Morales’s fame was due in part to the numerous testimonials of those around him. The Spanish theorist Juan Bermudo declared him “the light of Spain in music”, while in 1559, a Mexican choir – Spanish polyphony in particular was quick to reach the New World – sang his music at a service commemorating the death of Charles V the previous year. This fame continued into the 18th century when Andrea Adami da Bolsena, biographer of many papal musicians, praised him as the papal chapel’s most important composer between Josquin des Prez and Palestrina.
There is recurrent evidence that he was a difficult character, aware of his exceptional talent, and probably came across as arrogant and incapable of getting along with those of lesser musical abilities. He made severe demands on the singers in his employ and alienated employers. In spite of this, he was regarded as one of the finest composers in Europe around the middle of the 16th century.[1]
On 4 September 1553 he asked to be considered for the position of maestro de capilla at the Cathedral of Toledo, where he had previously worked, but shortly afterwards he died in Marchena; the actual date is not known, but was before October 7.[1]

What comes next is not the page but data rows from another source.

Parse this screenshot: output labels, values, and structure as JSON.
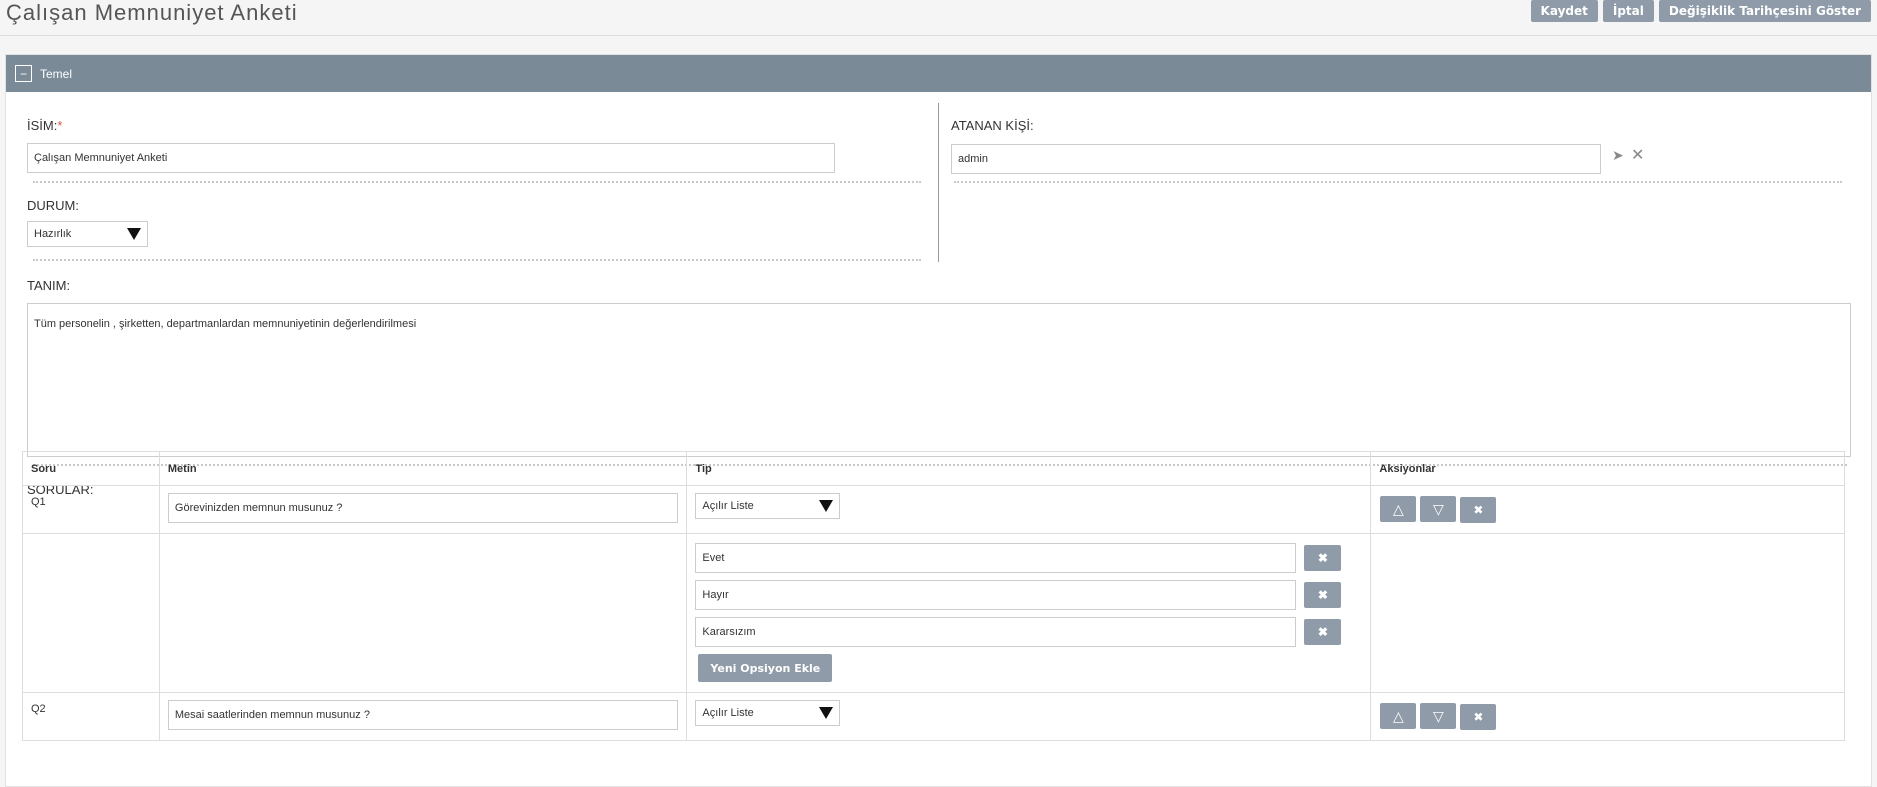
{
  "page": {
    "title": "Çalışan Memnuniyet Anketi",
    "actions": {
      "save": "Kaydet",
      "cancel": "İptal",
      "history": "Değişiklik Tarihçesini Göster"
    }
  },
  "panel": {
    "toggle_symbol": "−",
    "title": "Temel"
  },
  "form": {
    "name_label": "İSİM:",
    "name_required_mark": "*",
    "name_value": "Çalışan Memnuniyet Anketi",
    "assigned_label": "ATANAN KİŞİ:",
    "assigned_value": "admin",
    "status_label": "DURUM:",
    "status_value": "Hazırlık",
    "description_label": "TANIM:",
    "description_value": "Tüm personelin , şirketten, departmanlardan memnuniyetinin değerlendirilmesi"
  },
  "icons": {
    "select_icon": "pointer-arrow",
    "clear_icon": "close-x"
  },
  "questions": {
    "label": "SORULAR:",
    "headers": {
      "soru": "Soru",
      "metin": "Metin",
      "tip": "Tip",
      "aksiyonlar": "Aksiyonlar"
    },
    "rows": [
      {
        "id": "Q1",
        "text": "Görevinizden memnun musunuz ?",
        "type": "Açılır Liste",
        "options": [
          "Evet",
          "Hayır",
          "Kararsızım"
        ],
        "add_option_label": "Yeni Opsiyon Ekle"
      },
      {
        "id": "Q2",
        "text": "Mesai saatlerinden memnun musunuz ?",
        "type": "Açılır Liste"
      }
    ],
    "action_symbols": {
      "up": "△",
      "down": "▽",
      "remove": "✖"
    }
  },
  "colors": {
    "panel_header": "#7a8a97",
    "button": "#8f9ba8",
    "required": "#d9534f"
  }
}
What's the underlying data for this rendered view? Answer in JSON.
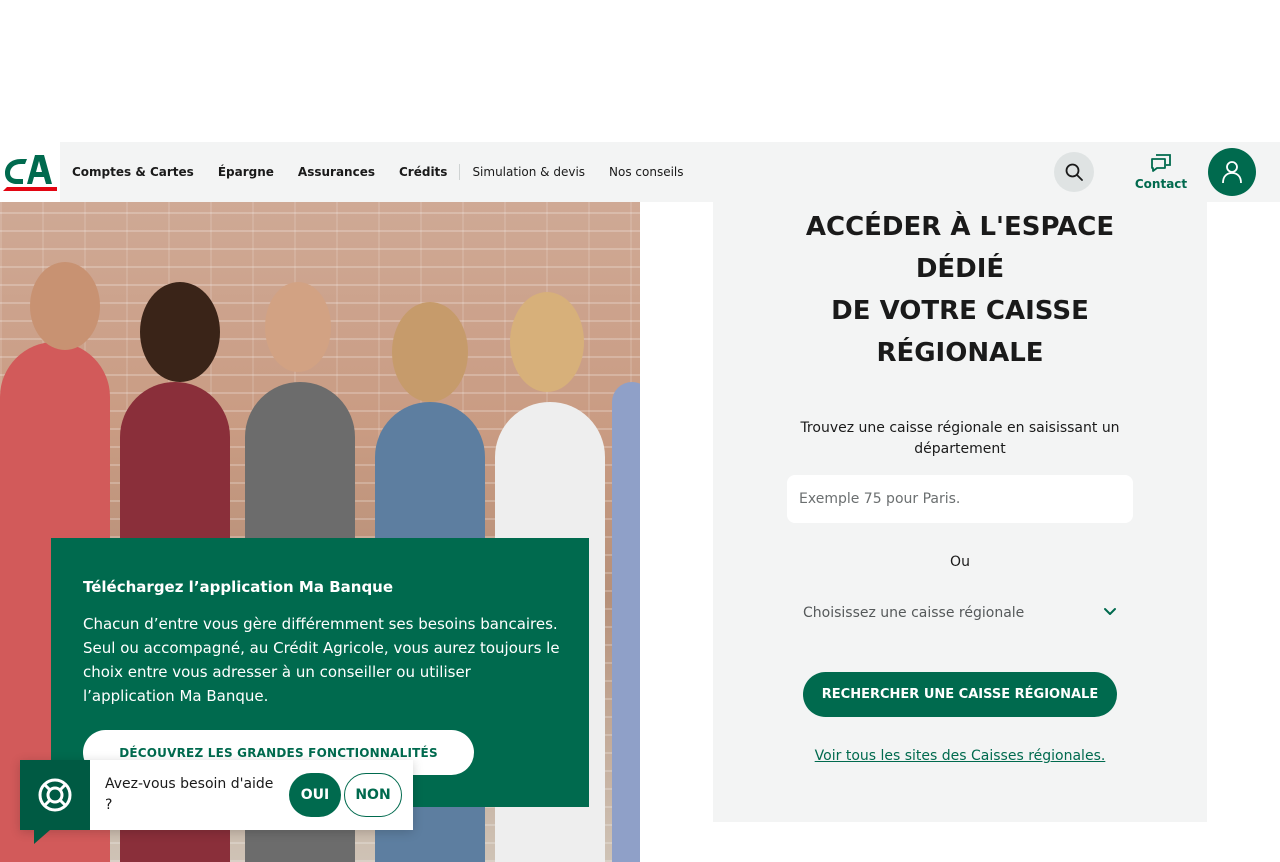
{
  "nav": {
    "items": [
      {
        "label": "Comptes & Cartes"
      },
      {
        "label": "Épargne"
      },
      {
        "label": "Assurances"
      },
      {
        "label": "Crédits"
      }
    ],
    "secondary": [
      {
        "label": "Simulation & devis"
      },
      {
        "label": "Nos conseils"
      }
    ],
    "contact_label": "Contact"
  },
  "promo": {
    "title": "Téléchargez l’application Ma Banque",
    "text": "Chacun d’entre vous gère différemment ses besoins bancaires. Seul ou accompagné, au Crédit Agricole, vous aurez toujours le choix entre vous adresser à un conseiller ou utiliser l’application Ma Banque.",
    "cta": "DÉCOUVREZ LES GRANDES FONCTIONNALITÉS"
  },
  "help": {
    "question": "Avez-vous besoin d'aide ?",
    "yes": "OUI",
    "no": "NON"
  },
  "panel": {
    "title_line1": "ACCÉDER À L'ESPACE",
    "title_line2": "DÉDIÉ",
    "title_line3": "DE VOTRE CAISSE",
    "title_line4": "RÉGIONALE",
    "subtitle": "Trouvez une caisse régionale en saisissant un département",
    "input_placeholder": "Exemple 75 pour Paris.",
    "input_value": "",
    "or": "Ou",
    "select_value": "Choisissez une caisse régionale",
    "cta": "RECHERCHER UNE CAISSE RÉGIONALE",
    "link": "Voir tous les sites des Caisses régionales."
  },
  "colors": {
    "brand_green": "#006a4e",
    "logo_red": "#e30613",
    "nav_bg": "#f3f4f4"
  }
}
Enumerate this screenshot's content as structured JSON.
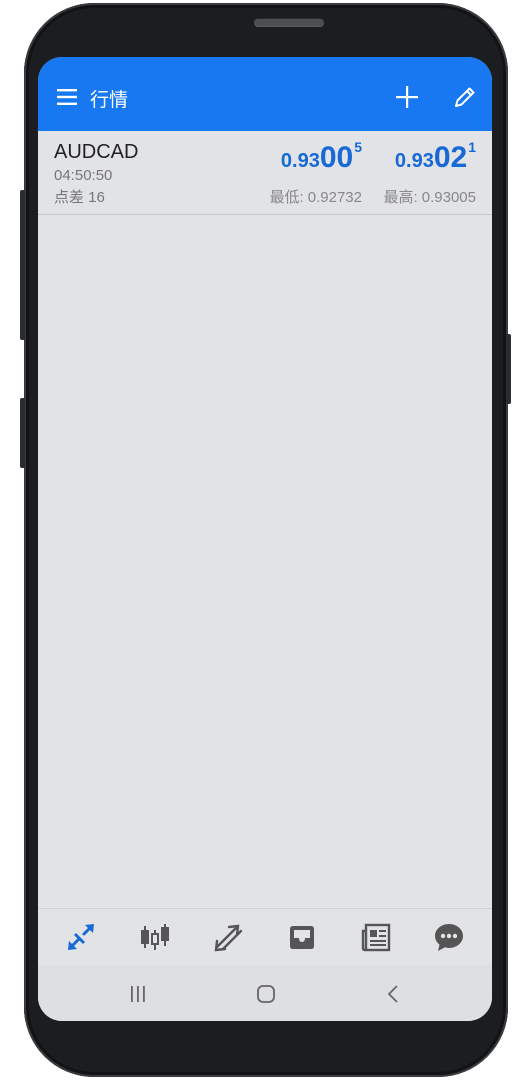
{
  "appbar": {
    "title": "行情",
    "menu_icon": "menu-icon",
    "add_icon": "plus-icon",
    "edit_icon": "pencil-icon",
    "color": "#1778f2"
  },
  "quotes": [
    {
      "symbol": "AUDCAD",
      "time": "04:50:50",
      "spread": "点差 16",
      "bid": {
        "prefix": "0.93",
        "big": "00",
        "sup": "5"
      },
      "ask": {
        "prefix": "0.93",
        "big": "02",
        "sup": "1"
      },
      "low": "最低: 0.92732",
      "high": "最高: 0.93005",
      "price_color": "#1769d6"
    }
  ],
  "bottom_nav": [
    {
      "name": "quotes",
      "icon": "quotes-arrows-icon",
      "active": true
    },
    {
      "name": "chart",
      "icon": "candlestick-icon",
      "active": false
    },
    {
      "name": "trade",
      "icon": "trade-arrows-icon",
      "active": false
    },
    {
      "name": "history",
      "icon": "inbox-tray-icon",
      "active": false
    },
    {
      "name": "news",
      "icon": "newspaper-icon",
      "active": false
    },
    {
      "name": "messages",
      "icon": "chat-bubble-icon",
      "active": false
    }
  ],
  "system_nav": [
    "recent-apps-icon",
    "home-icon",
    "back-icon"
  ]
}
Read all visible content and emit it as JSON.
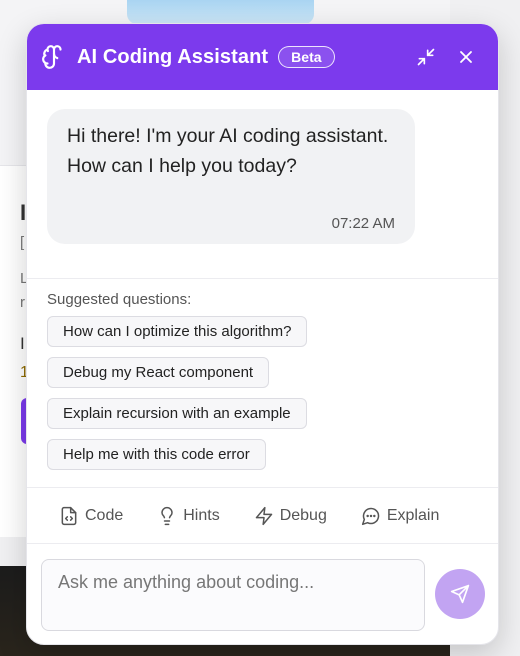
{
  "header": {
    "title": "AI Coding Assistant",
    "badge": "Beta",
    "icons": [
      "brain-icon",
      "minimize-icon",
      "close-icon"
    ]
  },
  "messages": [
    {
      "text": "Hi there! I'm your AI coding assistant. How can I help you today?",
      "time": "07:22 AM"
    }
  ],
  "suggested": {
    "label": "Suggested questions:",
    "items": [
      "How can I optimize this algorithm?",
      "Debug my React component",
      "Explain recursion with an example",
      "Help me with this code error"
    ]
  },
  "tools": [
    {
      "label": "Code",
      "icon": "code-file-icon"
    },
    {
      "label": "Hints",
      "icon": "lightbulb-icon"
    },
    {
      "label": "Debug",
      "icon": "lightning-icon"
    },
    {
      "label": "Explain",
      "icon": "message-circle-icon"
    }
  ],
  "composer": {
    "placeholder": "Ask me anything about coding...",
    "send_icon": "send-icon"
  },
  "colors": {
    "accent": "#7c3aed",
    "send_disabled": "#c2a4f2"
  }
}
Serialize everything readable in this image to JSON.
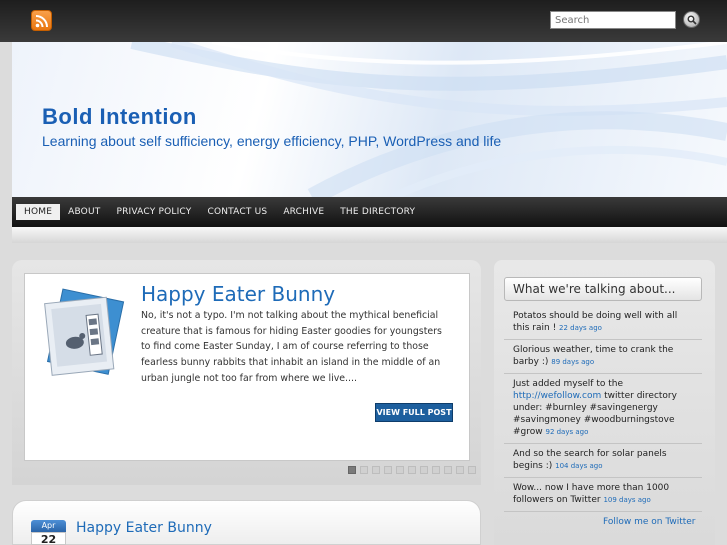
{
  "top": {
    "rss_icon": "rss-feed-icon",
    "search_placeholder": "Search",
    "search_icon": "magnifier-icon"
  },
  "header": {
    "site_title": "Bold Intention",
    "tagline": "Learning about self sufficiency, energy efficiency, PHP, WordPress and life"
  },
  "nav": {
    "items": [
      "HOME",
      "ABOUT",
      "PRIVACY POLICY",
      "CONTACT US",
      "ARCHIVE",
      "THE DIRECTORY"
    ],
    "active": "HOME"
  },
  "featured": {
    "title": "Happy Eater Bunny",
    "excerpt": "No, it's not a typo. I'm not talking about the mythical beneficial creature that is famous for hiding Easter goodies for youngsters to find come Easter Sunday, I am of course referring to those fearless bunny rabbits that inhabit an island in the middle of an urban jungle not too far from where we live....",
    "button_label": "VIEW FULL POST",
    "image_icon": "photo-stack-icon",
    "slide_count": 11,
    "active_slide": 1
  },
  "post": {
    "month": "Apr",
    "day": "22",
    "title": "Happy Eater Bunny"
  },
  "sidebar": {
    "widget_title": "What we're talking about...",
    "tweets": [
      {
        "text": "Potatos should be doing well with all this rain ! ",
        "link": "",
        "after": "",
        "ago": "22 days ago"
      },
      {
        "text": "Glorious weather, time to crank the barby :) ",
        "link": "",
        "after": "",
        "ago": "89 days ago"
      },
      {
        "text": "Just added myself to the ",
        "link": "http://wefollow.com",
        "after": " twitter directory under: #burnley #savingenergy #savingmoney #woodburningstove #grow ",
        "ago": "92 days ago"
      },
      {
        "text": "And so the search for solar panels begins :) ",
        "link": "",
        "after": "",
        "ago": "104 days ago"
      },
      {
        "text": "Wow... now I have more than 1000 followers on Twitter ",
        "link": "",
        "after": "",
        "ago": "109 days ago"
      }
    ],
    "follow_label": "Follow me on Twitter"
  },
  "colors": {
    "accent": "#1e6bb8",
    "button": "#1d5f9e",
    "nav_bg": "#1a1a1a"
  }
}
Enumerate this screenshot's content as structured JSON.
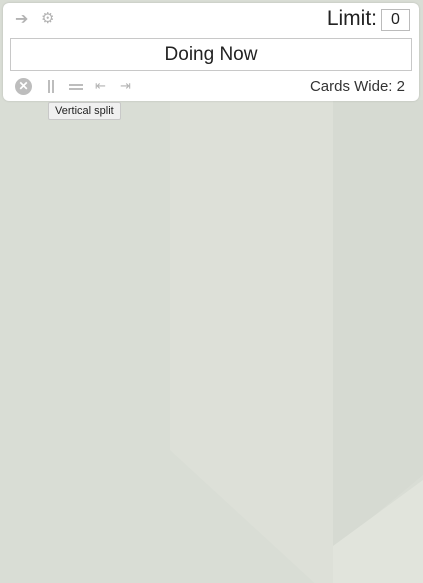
{
  "column": {
    "limit_label": "Limit:",
    "limit_value": "0",
    "title": "Doing Now",
    "cards_wide_text": "Cards Wide: 2"
  },
  "icons": {
    "move": "arrow-right-icon",
    "settings": "gear-icon",
    "delete": "close-circle-icon",
    "vertical_split": "vertical-split-icon",
    "horizontal_split": "horizontal-split-icon",
    "move_left": "move-left-icon",
    "move_right": "move-right-icon"
  },
  "tooltip": {
    "text": "Vertical split"
  }
}
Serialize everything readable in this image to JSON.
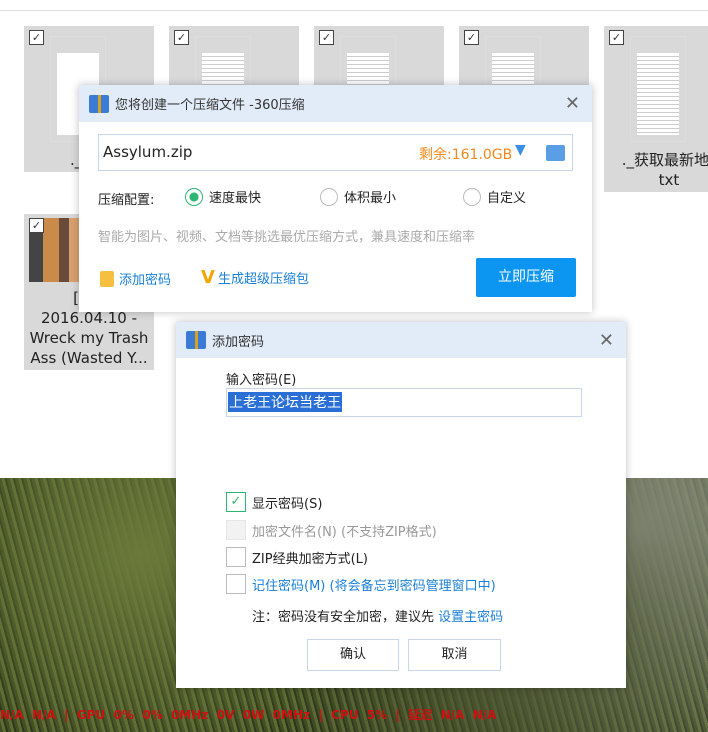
{
  "files": [
    {
      "name": "._.DS"
    },
    {
      "name": ""
    },
    {
      "name": ""
    },
    {
      "name": ""
    },
    {
      "name": "._获取最新地址",
      "name2": "txt"
    },
    {
      "name": "[Ass",
      "name2": "2016.04.10 -",
      "name3": "Wreck my Trash",
      "name4": "Ass (Wasted Y..."
    }
  ],
  "compress_dialog": {
    "title": "您将创建一个压缩文件 -360压缩",
    "filename": "Assylum.zip",
    "free_space": "剩余:161.0GB",
    "config_label": "压缩配置:",
    "options": [
      "速度最快",
      "体积最小",
      "自定义"
    ],
    "selected_option": "速度最快",
    "hint": "智能为图片、视频、文档等挑选最优压缩方式，兼具速度和压缩率",
    "add_password": "添加密码",
    "super_pack": "生成超级压缩包",
    "compress_now": "立即压缩"
  },
  "password_dialog": {
    "title": "添加密码",
    "input_label": "输入密码(E)",
    "password": "上老王论坛当老王",
    "show_password": "显示密码(S)",
    "encrypt_names": "加密文件名(N) (不支持ZIP格式)",
    "zip_classic": "ZIP经典加密方式(L)",
    "remember": "记住密码(M) (将会备忘到密码管理窗口中)",
    "note": "注：密码没有安全加密，建议先 ",
    "note_link": "设置主密码",
    "ok": "确认",
    "cancel": "取消"
  },
  "osd": "N/A  N/A  |  GPU  0%  0%  0MHz  0V  0W  0MHz  |  CPU  5%  |  延迟  N/A  N/A"
}
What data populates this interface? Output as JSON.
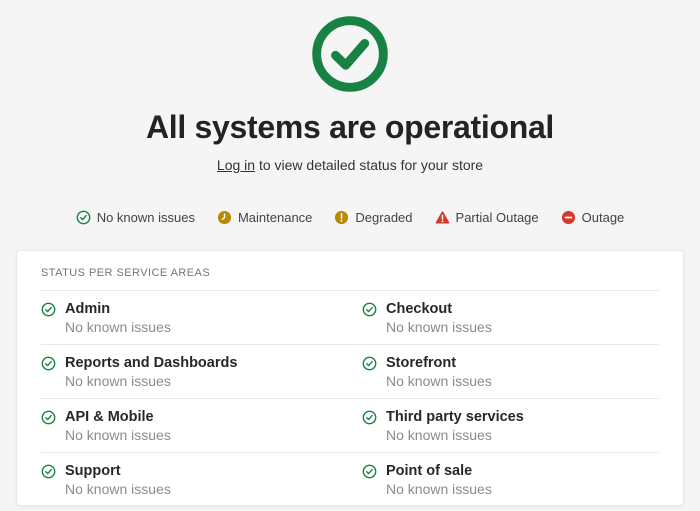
{
  "hero": {
    "icon": "check-circle-icon",
    "title": "All systems are operational",
    "login_link": "Log in",
    "subtitle_rest": " to view detailed status for your store"
  },
  "legend": {
    "items": [
      {
        "icon": "check-circle-icon",
        "label": "No known issues"
      },
      {
        "icon": "clock-icon",
        "label": "Maintenance"
      },
      {
        "icon": "exclamation-circle-icon",
        "label": "Degraded"
      },
      {
        "icon": "warning-triangle-icon",
        "label": "Partial Outage"
      },
      {
        "icon": "minus-circle-icon",
        "label": "Outage"
      }
    ]
  },
  "card": {
    "header": "STATUS PER SERVICE AREAS",
    "services": [
      {
        "icon": "check-circle-icon",
        "name": "Admin",
        "status": "No known issues"
      },
      {
        "icon": "check-circle-icon",
        "name": "Checkout",
        "status": "No known issues"
      },
      {
        "icon": "check-circle-icon",
        "name": "Reports and Dashboards",
        "status": "No known issues"
      },
      {
        "icon": "check-circle-icon",
        "name": "Storefront",
        "status": "No known issues"
      },
      {
        "icon": "check-circle-icon",
        "name": "API & Mobile",
        "status": "No known issues"
      },
      {
        "icon": "check-circle-icon",
        "name": "Third party services",
        "status": "No known issues"
      },
      {
        "icon": "check-circle-icon",
        "name": "Support",
        "status": "No known issues"
      },
      {
        "icon": "check-circle-icon",
        "name": "Point of sale",
        "status": "No known issues"
      }
    ]
  },
  "colors": {
    "ok_green": "#178244",
    "maintenance_amber": "#b98900",
    "degraded_amber": "#b98900",
    "outage_red": "#d33a2f",
    "page_background": "#f5f5f5",
    "card_background": "#ffffff"
  }
}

Almost all of his music is sacred, and all of it is vocal, though instruments may have been used in an accompanying role in performance. He wrote many masses, some of spectacular difficulty, most likely written for the expert papal choir; he wrote over 100 motets; and he wrote 18 settings of the Magnificat, and at least five settings of the Lamentations of Jeremiah (one of which survives from a single manuscript in Mexico). The Magnificats alone set him apart from other composers of the time, and they are the portion of his work most often performed today. Stylistically, his music has much in common with other middle Renaissance work of the Iberian peninsula, for example a preference for harmony heard as functional by the modern ear (root motions of fourths or fifths being somewhat more common than in, for example, Gombert or Palestrina), and a free use of harmonic cross-relations rather like one hears in English music of the time, for example in Thomas Tallis. Some unique characteristics of his style include the rhythmic freedom, such as his use of occasional three-against-four polyrhythms, and cross-rhythms where a voice sings in a rhythm following the text but ignoring the meter prevailing in other voices. Late in life he wrote in a sober, heavily homophonic style, but all through his life he was a careful craftsman who considered the expression and understandability of the text to be the highest artistic goal.
Morales was the first Spanish composer of international renown. His works were widely distributed in Europe, and many copies made the journey to the New World. Many music writers and theorists in the hundred years after his death considered his music to be among the most perfect of the time.
Morales's masses, of which 22 survive, use a variety of techniques, including cantus firmus and parody. Six masses are based on Gregorian chant, and these are mostly written in a conservative cantus-firmus style. Eight of his masses use the parody technique, including one for six voices based on the famous chanson Mille regretz, attributed to Josquin des Prez. The melody is arranged so that it is clearly audible in every movement, usually in the highest voice, giving the work considerable stylistic and motivic unity. Morales also wrote two masses on the famous L'homme armé tune, which was so often set by composers in the late 15th century and 16th century; one of these is for four voices, and the other for five. The four voice mass uses the tune as a strict cantus firmus, and the setting for five voices treats it more freely, migrating it from one voice to another.[2]
In addition, he wrote a Missa pro defunctis (a Requiem mass). Its peculiarities of transmission, as well as its apparent incomplete editing, suggest that it may be his last work.[1]
The 'Parce mihi Domine' from his Officium Defunctorum was used as the key track (in three versions) on the best selling Jazz and Classical Album of 1994, Officium, by Jan Garbarek and the Hilliard Ensemble.